Concomitant iron and aluminum mass transfer following deferoxamine infusion during hemofiltration.

Variable tissue overloading can alter the removal rate of iron and aluminum from uremics. Owing to its higher affinity to deferoxamine (DFO) and higher plasma concentrations, Fe could impair Al removal in cases of simultaneous body burden. Fe and Al plasma kinetics and mass transfer were therefore studied in 12 uremic patients with different Fe and Al status: six with normal ferritin levels (less than 400 micrograms/L [ng/mL]), and Al 1.4 to 4.7 mumol/L (40 to 131 micrograms/L) (group A); six with increased ferritin (greater than 2,000 micrograms/L), and Al 1.7 to 17 mumol/L (47 to 476 micrograms/L) (group B). DFO (40 and 80 mg/kg in a random sequence) was administered once a week during the first hour of the first hemofiltration (HF). The results show that in both groups and with both DFO doses, maximum Fe and Al mass transfer was achieved in the first and second HF, respectively.
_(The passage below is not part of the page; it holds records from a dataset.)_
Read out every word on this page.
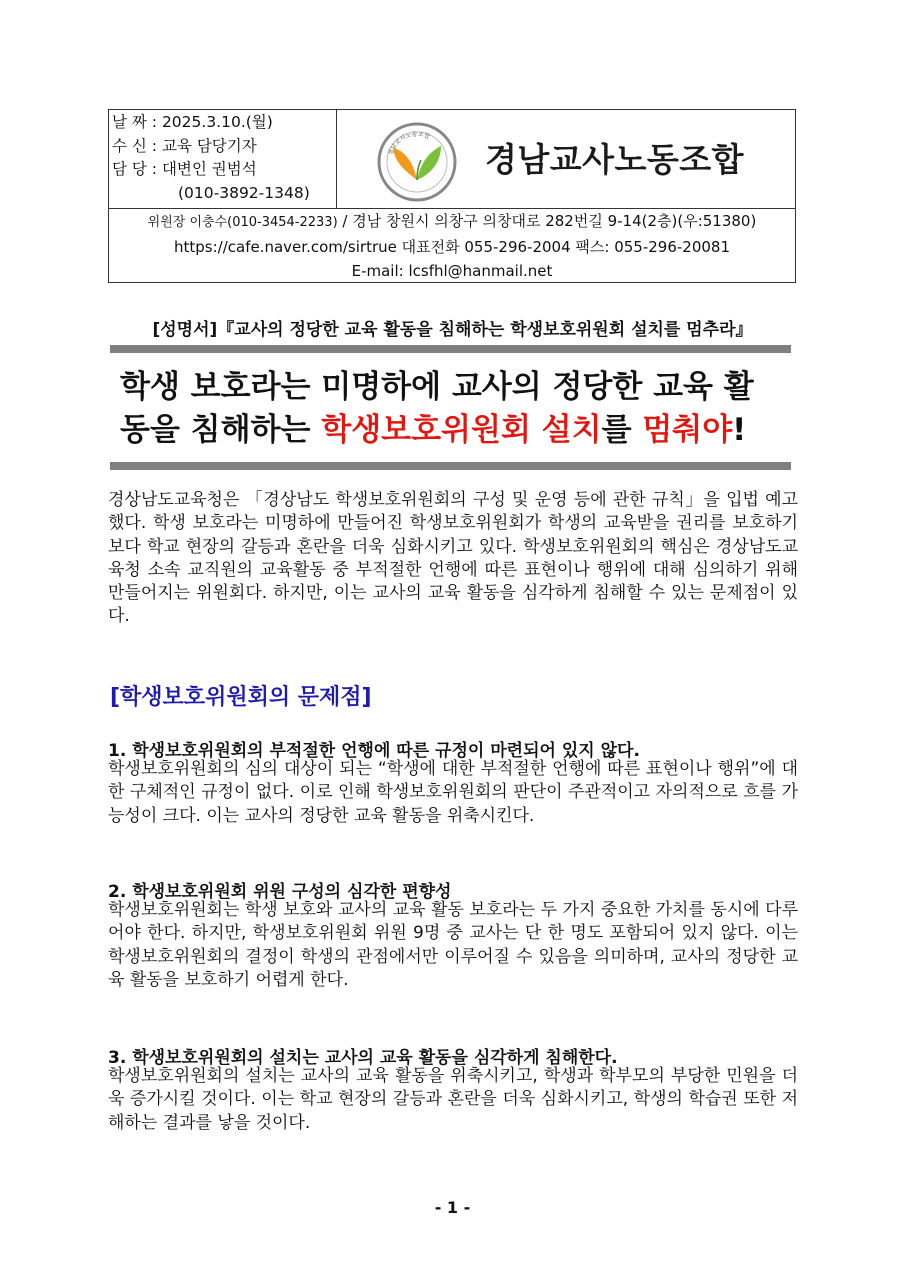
날 짜 : 2025.3.10.(월)
수 신 : 교육 담당기자
담 당 : 대변인 권범석
(010-3892-1348)
경남교사노동조합
경남교사노동조합
위원장 이충수(010-3454-2233) / 경남 창원시 의창구 의창대로 282번길 9-14(2층)(우:51380)
https://cafe.naver.com/sirtrue 대표전화 055-296-2004 팩스: 055-296-20081
E-mail: lcsfhl@hanmail.net
[성명서]『교사의 정당한 교육 활동을 침해하는 학생보호위원회 설치를 멈추라』
학생 보호라는 미명하에 교사의 정당한 교육 활
동을 침해하는 학생보호위원회 설치를 멈춰야!
경상남도교육청은 「경상남도 학생보호위원회의 구성 및 운영 등에 관한 규칙」을 입법 예고했다. 학생 보호라는 미명하에 만들어진 학생보호위원회가 학생의 교육받을 권리를 보호하기보다 학교 현장의 갈등과 혼란을 더욱 심화시키고 있다. 학생보호위원회의 핵심은 경상남도교육청 소속 교직원의 교육활동 중 부적절한 언행에 따른 표현이나 행위에 대해 심의하기 위해 만들어지는 위원회다. 하지만, 이는 교사의 교육 활동을 심각하게 침해할 수 있는 문제점이 있다.
[학생보호위원회의 문제점]
1. 학생보호위원회의 부적절한 언행에 따른 규정이 마련되어 있지 않다.
학생보호위원회의 심의 대상이 되는 “학생에 대한 부적절한 언행에 따른 표현이나 행위”에 대한 구체적인 규정이 없다. 이로 인해 학생보호위원회의 판단이 주관적이고 자의적으로 흐를 가능성이 크다. 이는 교사의 정당한 교육 활동을 위축시킨다.
2. 학생보호위원회 위원 구성의 심각한 편향성
학생보호위원회는 학생 보호와 교사의 교육 활동 보호라는 두 가지 중요한 가치를 동시에 다루어야 한다. 하지만, 학생보호위원회 위원 9명 중 교사는 단 한 명도 포함되어 있지 않다. 이는 학생보호위원회의 결정이 학생의 관점에서만 이루어질 수 있음을 의미하며, 교사의 정당한 교육 활동을 보호하기 어렵게 한다.
3. 학생보호위원회의 설치는 교사의 교육 활동을 심각하게 침해한다.
학생보호위원회의 설치는 교사의 교육 활동을 위축시키고, 학생과 학부모의 부당한 민원을 더욱 증가시킬 것이다. 이는 학교 현장의 갈등과 혼란을 더욱 심화시키고, 학생의 학습권 또한 저해하는 결과를 낳을 것이다.
- 1 -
The 80-mg/kg dose of DFO significantly raised Al mass transfer in both groups, whereas Fe mass transfer was only slightly affected. Even though plasma Fe levels were almost always higher than Al, Al mass transfer eventually exceeded that of Fe, in both Fe-normal and Fe-overload patients. The bias towards Al in mass transfer was enhanced in both groups in the second HF, and at the higher DFO doses. Thus, DFO once a week reduced Fe loss to less than 30 mumol/wk in patients with normal ferritin levels. In both Fe and Al overloaded patients, Al can be removed, and Al mass transfer may often exceed Fe mass transfer, depending on the degree of tissue burden, the time from DFO infusion, and the DFO dose.